My Grandmother - Personal Essay
Essay by Maria Nelson • August 13, 2017 • Creative Writing • 442 Words (2 Pages) • 1,244 Views
My Grandmother
My grandmother was my world to me. She was always there for me. She smelt like tiger lilies in spring, her smile was always like the bright moon in the dark sky. I still smell her perfume when I am down .Her hair was like a silver cloud blowing in the wind with her eyes like green emeralds sparkling in the sunlight gaze. I wish I could have spent more time with her, But, unfortunately sometimes things don’t always work out the way that we want or need them to.

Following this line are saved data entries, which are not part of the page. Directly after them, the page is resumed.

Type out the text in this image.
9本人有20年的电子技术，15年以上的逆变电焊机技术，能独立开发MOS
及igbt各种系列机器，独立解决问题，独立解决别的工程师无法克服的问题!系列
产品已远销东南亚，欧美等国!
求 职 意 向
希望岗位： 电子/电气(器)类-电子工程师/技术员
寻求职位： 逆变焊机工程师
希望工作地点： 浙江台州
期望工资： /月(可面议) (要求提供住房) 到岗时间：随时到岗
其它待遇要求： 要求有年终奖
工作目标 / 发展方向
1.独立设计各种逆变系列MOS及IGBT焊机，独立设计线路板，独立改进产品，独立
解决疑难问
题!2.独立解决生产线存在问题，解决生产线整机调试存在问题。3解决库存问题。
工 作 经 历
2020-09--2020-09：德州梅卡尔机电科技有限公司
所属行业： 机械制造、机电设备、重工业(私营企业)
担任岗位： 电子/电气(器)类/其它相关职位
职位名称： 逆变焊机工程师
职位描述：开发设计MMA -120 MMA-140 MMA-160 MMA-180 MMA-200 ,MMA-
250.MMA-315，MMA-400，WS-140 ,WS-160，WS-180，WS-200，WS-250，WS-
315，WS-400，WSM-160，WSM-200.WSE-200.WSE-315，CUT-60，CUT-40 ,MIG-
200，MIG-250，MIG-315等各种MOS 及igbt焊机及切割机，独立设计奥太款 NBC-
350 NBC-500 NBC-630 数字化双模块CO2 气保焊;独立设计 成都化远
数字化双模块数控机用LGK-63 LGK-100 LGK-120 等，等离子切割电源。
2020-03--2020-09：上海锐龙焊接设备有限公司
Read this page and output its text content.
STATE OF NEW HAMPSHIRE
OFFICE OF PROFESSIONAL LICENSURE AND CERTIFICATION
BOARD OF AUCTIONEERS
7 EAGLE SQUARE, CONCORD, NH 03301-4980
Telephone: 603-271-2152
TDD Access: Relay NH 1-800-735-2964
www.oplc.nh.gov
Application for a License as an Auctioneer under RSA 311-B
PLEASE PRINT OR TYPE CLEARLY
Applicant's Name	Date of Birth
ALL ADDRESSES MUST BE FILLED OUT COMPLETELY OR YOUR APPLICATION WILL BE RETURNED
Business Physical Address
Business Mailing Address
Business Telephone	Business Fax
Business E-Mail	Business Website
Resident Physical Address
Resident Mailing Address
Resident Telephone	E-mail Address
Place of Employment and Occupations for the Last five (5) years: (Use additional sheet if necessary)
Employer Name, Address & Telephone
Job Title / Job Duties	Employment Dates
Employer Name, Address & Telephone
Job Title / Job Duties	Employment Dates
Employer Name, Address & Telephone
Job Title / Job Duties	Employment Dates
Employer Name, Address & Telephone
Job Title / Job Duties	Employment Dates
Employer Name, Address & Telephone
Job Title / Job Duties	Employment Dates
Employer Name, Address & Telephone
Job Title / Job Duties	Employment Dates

My grandmother was my best friend and still is even though she is in heaven. She always with me this I know in my heart guiding me through my wrongs and rights. She was my rock always there when I someone to talk to or even just someone to gaze at the stars with. She always gave me encouragement
She would always say (You can do this Maria, you are so smart) always nothing but encouragement she always made me feel like I could accomplish anything in my life .She could read my mind most of the time and I wouldn’t have to say anything I would walk in the door from school and she would know that I had a bad day or even just a little bump in my day. I would not have to tell her anything she already knew. It was kind of funny on how she knew things, she always knew the right thing to say than just with a hug from her it would take all the pain and grief away. I was always amazed by her hope and faith she had. This may seem a bit silly but when I am having a rough day or even anything stressing me I can still hear her voice in my ear saying everything is going to be alright and work out the way its suppose to and things will work out the way they are supposed to keep your head up and stay strong. I could call her anything and she was always my shoulder my shoulder to lean on She was the best woman I ever knew. She was my best friend my grandmother. So this is a brief little history about the most courageous fun loving and most independent woman I ever knew and love more than anything. She passed a little over 4 years ago and I still feel like it was yesterday.